Lakeview Terrace
Directed by Neil LaBute

Written by David Loughery and Howard Korder

Starring Samuel L. Jackson, Patrick Wilson, Kerry Washington

 

Lakeview Terrace

Behind the benign title "Lakeview Terrace" lies the overly familiar story of a couple being harassed almost to death by their neighbor, until once again the worm turns at the climax of the film. In this case, it is an interracial couple, Chris and Lisa Mattson - played by Patrick Wilson (white) and his wife Kerry Washington (black) moving into a Los Angeles neighborhood and being menaced by Abel Turner (Samuel L. Jackson), also black, obviously, who's an L.A.P.D. cop and a widower, who owns the house next door and who's raising his two children alone, apparently with the idea that interracial marriages should never be allowed.

If you can accept that premise, along with the fact that Jackson will stop at nothing to remove the Mattsons from living in their house, then you may find something of interest in this film. I found it excruciating to watch Jackson elevate the level of his harassment beyond anything even the worst Ku Klux Klan member might devise.

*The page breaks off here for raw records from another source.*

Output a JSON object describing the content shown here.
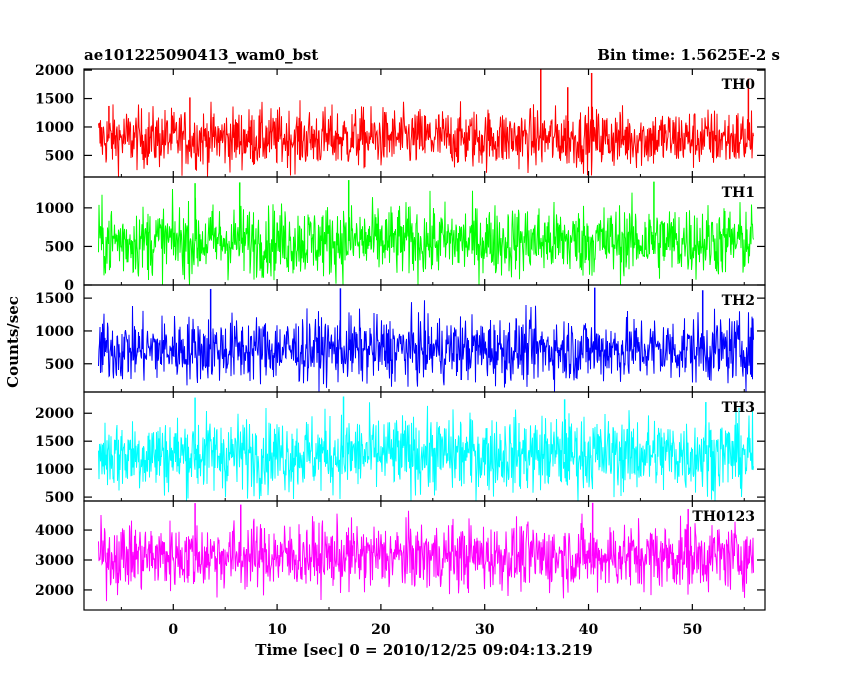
{
  "header": {
    "left_title": "ae101225090413_wam0_bst",
    "right_title": "Bin time: 1.5625E-2 s"
  },
  "chart_data": {
    "type": "line",
    "xlabel": "Time [sec] 0 = 2010/12/25 09:04:13.219",
    "ylabel": "Counts/sec",
    "xlim": [
      -8.6,
      57
    ],
    "x_ticks": [
      0,
      10,
      20,
      30,
      40,
      50
    ],
    "x_tick_labels": [
      "0",
      "10",
      "20",
      "30",
      "40",
      "50"
    ],
    "grid": false,
    "panels": [
      {
        "name": "TH0",
        "color": "#ff0000",
        "ylim": [
          120,
          2020
        ],
        "y_ticks": [
          500,
          1000,
          1500,
          2000
        ],
        "y_tick_labels": [
          "500",
          "1000",
          "1500",
          "2000"
        ],
        "mean": 800,
        "spread": 260,
        "series": [
          {
            "x": -6.2,
            "y": 1370
          },
          {
            "x": 1.6,
            "y": 1520
          },
          {
            "x": 35.4,
            "y": 2020
          },
          {
            "x": 38.0,
            "y": 1700
          },
          {
            "x": 40.3,
            "y": 1950
          },
          {
            "x": 55.4,
            "y": 1850
          }
        ]
      },
      {
        "name": "TH1",
        "color": "#00ff00",
        "ylim": [
          0,
          1400
        ],
        "y_ticks": [
          0,
          500,
          1000
        ],
        "y_tick_labels": [
          "0",
          "500",
          "1000"
        ],
        "mean": 570,
        "spread": 230,
        "series": [
          {
            "x": 2.1,
            "y": 1320
          },
          {
            "x": 6.4,
            "y": 1330
          },
          {
            "x": 16.9,
            "y": 1360
          },
          {
            "x": 46.3,
            "y": 1340
          }
        ]
      },
      {
        "name": "TH2",
        "color": "#0000ff",
        "ylim": [
          70,
          1700
        ],
        "y_ticks": [
          500,
          1000,
          1500
        ],
        "y_tick_labels": [
          "500",
          "1000",
          "1500"
        ],
        "mean": 720,
        "spread": 250,
        "series": [
          {
            "x": 3.6,
            "y": 1640
          },
          {
            "x": 16.1,
            "y": 1650
          },
          {
            "x": 40.6,
            "y": 1660
          },
          {
            "x": 51.0,
            "y": 1620
          }
        ]
      },
      {
        "name": "TH3",
        "color": "#00ffff",
        "ylim": [
          430,
          2380
        ],
        "y_ticks": [
          500,
          1000,
          1500,
          2000
        ],
        "y_tick_labels": [
          "500",
          "1000",
          "1500",
          "2000"
        ],
        "mean": 1270,
        "spread": 340,
        "series": [
          {
            "x": 2.1,
            "y": 2280
          },
          {
            "x": 16.4,
            "y": 2300
          },
          {
            "x": 37.7,
            "y": 2250
          },
          {
            "x": 51.3,
            "y": 2200
          }
        ]
      },
      {
        "name": "TH0123",
        "color": "#ff00ff",
        "ylim": [
          1330,
          4970
        ],
        "y_ticks": [
          2000,
          3000,
          4000
        ],
        "y_tick_labels": [
          "2000",
          "3000",
          "4000"
        ],
        "mean": 3130,
        "spread": 560,
        "series": [
          {
            "x": 2.1,
            "y": 4900
          },
          {
            "x": 6.5,
            "y": 4850
          },
          {
            "x": 40.4,
            "y": 4910
          },
          {
            "x": 49.6,
            "y": 4700
          }
        ]
      }
    ]
  }
}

And of course the Mattsons have issues of their own: Chris is a closet smoker, usually at the wheel of their Prius; Lisa wants so badly to begin a family that she secretly stops taking her birth-control pills. And meanwhile the harassment escalates, from someone cutting the wires to their air conditioner to shining intruder lights into their bedroom windows to cutting down their border trees, to - well, let's not go there, shall we?

"Lakeview Terrace" was directed by the screenwriter and playwright Neil LaBute, though in this case it was written by two others: David Loughery and Howard Korder. If LaBute had written it as well as directing it, I would like to say that he would have found something a bit deeper than this, but after squirming through "The Wicker Man," which LaBute also wrote, I have my doubts.